Establishing the basics of cyber resilience
April 1, 2020 |
3 min read
Companies worldwide are now realizing that cyber resilience is not just a “good to have”, but a necessity.
It’s no longer a question of if but when risks will emerge and when vulnerabilities are exploited with threats relating to information assets such as data, systems and infrastructure.
And while organizations lean towards innovative ways of establishing their cyber resilience capability, players who pose threats are becoming increasingly creative too. For example, fraudsters previously obtained information via messaging applications or text messages but now, they’re gathering intelligence through masking techniques (a relatively recent development in FinTech – pretending to be your colleague or the company), making it hard for customers to identify legitimacy. Therefore, improving one’s Security Operation Centre capability to protect, detect and respond to these incidents is important.
This constant change in cyber threats is why certifying in RESILIA® Foundation can be an advantage for cyber resilience practitioners. It enables them to strengthen the fundamentals of cyber resilience and consequently prevent them from complacency, which can happen with the years of experience they bring to their respective organizations.
Integrating security with business mission
In our organization, we have built our cyber resilience framework aligned with our business mission: providing secure, accessible and convenient FinTech solutions.

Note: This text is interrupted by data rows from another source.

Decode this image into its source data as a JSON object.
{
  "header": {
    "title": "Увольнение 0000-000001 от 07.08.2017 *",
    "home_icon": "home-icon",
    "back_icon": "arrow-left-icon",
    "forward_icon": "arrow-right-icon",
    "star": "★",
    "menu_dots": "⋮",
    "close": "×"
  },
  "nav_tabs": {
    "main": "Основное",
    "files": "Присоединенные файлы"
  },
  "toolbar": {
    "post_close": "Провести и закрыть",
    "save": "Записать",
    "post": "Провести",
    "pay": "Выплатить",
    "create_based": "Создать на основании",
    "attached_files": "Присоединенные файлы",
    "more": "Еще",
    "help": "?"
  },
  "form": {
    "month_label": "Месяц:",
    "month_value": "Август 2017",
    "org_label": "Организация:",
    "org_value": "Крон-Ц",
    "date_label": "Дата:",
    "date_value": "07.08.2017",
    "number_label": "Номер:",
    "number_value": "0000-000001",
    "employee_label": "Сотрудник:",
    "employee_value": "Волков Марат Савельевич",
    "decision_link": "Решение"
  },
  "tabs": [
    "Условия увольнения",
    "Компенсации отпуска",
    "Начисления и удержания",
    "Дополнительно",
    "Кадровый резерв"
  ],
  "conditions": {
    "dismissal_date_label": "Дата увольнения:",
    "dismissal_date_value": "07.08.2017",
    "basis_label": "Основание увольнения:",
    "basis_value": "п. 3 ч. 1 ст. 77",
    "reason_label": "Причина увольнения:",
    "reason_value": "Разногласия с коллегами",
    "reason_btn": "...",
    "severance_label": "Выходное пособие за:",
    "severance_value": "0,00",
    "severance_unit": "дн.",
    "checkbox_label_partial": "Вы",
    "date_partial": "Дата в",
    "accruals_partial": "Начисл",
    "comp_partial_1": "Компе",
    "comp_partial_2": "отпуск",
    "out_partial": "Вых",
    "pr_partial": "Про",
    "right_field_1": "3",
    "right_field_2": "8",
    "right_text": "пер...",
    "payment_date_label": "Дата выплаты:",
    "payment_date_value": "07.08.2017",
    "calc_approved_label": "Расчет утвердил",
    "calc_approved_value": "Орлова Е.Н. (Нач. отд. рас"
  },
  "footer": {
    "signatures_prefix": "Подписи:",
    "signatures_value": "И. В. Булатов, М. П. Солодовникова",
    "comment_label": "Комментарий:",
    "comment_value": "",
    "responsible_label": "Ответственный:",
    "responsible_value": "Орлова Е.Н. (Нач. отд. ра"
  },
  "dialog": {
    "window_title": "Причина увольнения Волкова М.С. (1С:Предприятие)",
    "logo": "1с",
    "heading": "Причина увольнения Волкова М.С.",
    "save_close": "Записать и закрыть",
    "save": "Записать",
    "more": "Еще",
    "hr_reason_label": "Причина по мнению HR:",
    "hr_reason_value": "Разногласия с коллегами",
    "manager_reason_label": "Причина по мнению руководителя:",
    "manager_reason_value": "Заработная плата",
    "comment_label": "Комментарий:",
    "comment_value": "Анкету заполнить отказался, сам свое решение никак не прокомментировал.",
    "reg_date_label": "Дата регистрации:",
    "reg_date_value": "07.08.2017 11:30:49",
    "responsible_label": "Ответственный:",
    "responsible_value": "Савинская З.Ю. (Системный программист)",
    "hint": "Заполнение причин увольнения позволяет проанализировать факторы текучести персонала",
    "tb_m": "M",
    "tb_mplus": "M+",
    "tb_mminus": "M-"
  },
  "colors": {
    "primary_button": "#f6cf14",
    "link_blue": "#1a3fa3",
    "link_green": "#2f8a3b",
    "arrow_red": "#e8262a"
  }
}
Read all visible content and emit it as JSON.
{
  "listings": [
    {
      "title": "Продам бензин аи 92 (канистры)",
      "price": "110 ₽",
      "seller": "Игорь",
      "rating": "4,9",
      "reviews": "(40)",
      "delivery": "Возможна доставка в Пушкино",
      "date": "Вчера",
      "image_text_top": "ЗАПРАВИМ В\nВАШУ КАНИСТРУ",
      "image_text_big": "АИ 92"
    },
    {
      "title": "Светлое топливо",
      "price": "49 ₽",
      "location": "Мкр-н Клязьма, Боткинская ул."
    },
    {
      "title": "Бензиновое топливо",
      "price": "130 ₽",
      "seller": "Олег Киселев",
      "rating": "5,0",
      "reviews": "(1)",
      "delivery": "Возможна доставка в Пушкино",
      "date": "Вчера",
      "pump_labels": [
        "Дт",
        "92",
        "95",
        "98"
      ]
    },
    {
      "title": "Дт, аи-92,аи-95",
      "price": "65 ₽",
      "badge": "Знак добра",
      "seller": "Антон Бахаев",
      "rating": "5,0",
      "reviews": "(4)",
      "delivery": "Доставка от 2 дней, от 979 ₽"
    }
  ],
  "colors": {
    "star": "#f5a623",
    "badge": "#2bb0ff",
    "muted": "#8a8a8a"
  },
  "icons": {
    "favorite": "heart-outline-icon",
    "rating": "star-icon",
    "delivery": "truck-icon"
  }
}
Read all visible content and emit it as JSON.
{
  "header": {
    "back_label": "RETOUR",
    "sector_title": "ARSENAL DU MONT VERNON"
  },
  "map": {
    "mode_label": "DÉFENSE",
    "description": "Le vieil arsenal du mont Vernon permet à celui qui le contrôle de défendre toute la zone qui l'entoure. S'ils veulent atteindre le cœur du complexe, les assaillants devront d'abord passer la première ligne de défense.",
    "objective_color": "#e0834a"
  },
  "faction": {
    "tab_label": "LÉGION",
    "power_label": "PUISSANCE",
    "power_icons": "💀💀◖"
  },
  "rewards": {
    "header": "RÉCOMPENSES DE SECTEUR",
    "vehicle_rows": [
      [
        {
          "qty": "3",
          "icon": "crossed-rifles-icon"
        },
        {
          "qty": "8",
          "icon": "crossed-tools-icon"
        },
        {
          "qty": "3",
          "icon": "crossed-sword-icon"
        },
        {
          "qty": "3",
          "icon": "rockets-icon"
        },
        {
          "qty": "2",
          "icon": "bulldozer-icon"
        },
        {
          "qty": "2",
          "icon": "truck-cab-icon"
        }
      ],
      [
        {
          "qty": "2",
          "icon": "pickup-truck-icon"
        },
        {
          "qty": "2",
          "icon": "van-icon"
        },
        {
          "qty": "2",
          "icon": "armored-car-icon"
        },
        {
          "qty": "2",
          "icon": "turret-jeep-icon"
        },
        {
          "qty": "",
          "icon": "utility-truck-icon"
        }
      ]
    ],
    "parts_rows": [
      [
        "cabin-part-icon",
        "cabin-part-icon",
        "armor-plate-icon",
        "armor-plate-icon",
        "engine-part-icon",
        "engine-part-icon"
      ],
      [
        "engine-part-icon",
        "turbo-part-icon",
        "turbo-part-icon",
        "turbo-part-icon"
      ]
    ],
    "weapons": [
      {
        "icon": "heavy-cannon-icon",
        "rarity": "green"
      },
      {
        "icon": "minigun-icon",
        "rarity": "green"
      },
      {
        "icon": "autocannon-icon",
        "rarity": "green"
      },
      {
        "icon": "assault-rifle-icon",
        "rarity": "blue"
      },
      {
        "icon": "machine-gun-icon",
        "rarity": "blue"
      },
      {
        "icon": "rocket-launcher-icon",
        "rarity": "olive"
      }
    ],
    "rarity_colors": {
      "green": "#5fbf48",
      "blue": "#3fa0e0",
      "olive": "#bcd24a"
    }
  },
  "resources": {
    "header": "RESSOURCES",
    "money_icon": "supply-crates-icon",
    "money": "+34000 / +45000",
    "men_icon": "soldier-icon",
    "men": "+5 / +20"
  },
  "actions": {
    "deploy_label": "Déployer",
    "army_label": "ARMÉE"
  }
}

We put an emphasis on security to provide stakeholders with a reasonable assurance that our products and services are safe to use. Moreover, as a Fintech company we use the Know-Your-Customer (KYC) process when asking for personal and sensitive information. Therefore, it is imperative that information confidentiality is not breached, data integrity is not compromised and availability of our products and services is not disrupted for a long period.
So, our framework for cyber resilience overall aims to protect our resources, i.e. workplace, equipment, technology, human resources and third parties. And it enables our employees to recognize their role in protecting both customer data and their own personal information. We support this framework by adopting best practices, deploying appropriate technological solutions and by adhering to international standards.
RESILIA Foundation – essential cyber resilience skills
Having just certified in RESILIA Foundation, I can see how it helps practitioners recognize the different elements within the cyber resilience ecosystem. This includes but is not limited to information security, business continuity, ICT continuity, risk management, supply chain resilience and other elements. How we integrate these is what defines the maturity of an organization’s cyber resilience capability.
For example, the information security (IS) team can leverage the business continuity team’s business impact analysis to better understand functions across the organization. Meanwhile, the BCM team can benefit from the IS team’s asset registry to evaluate critical assets/requirements during its risk assessment process. This relationship among teams enables the business to become more effective and efficient in achieving its goals. And, with RESILIA, a common language is available to communicate across departments.
Having the certification means investing in skills, education and training which gain trust and confidence from colleagues. It is undeniably a step in achieving a professional level of competency in the industry. What is also crucial to recognize is the reputation of this best practice certification.
RESILIA is definitely a “must-share” and will form part of our continuous improvement mechanism and awareness programme (i.e. cybersecurity week, information security roadshows, refresher courses/training) to enable further growth and progress.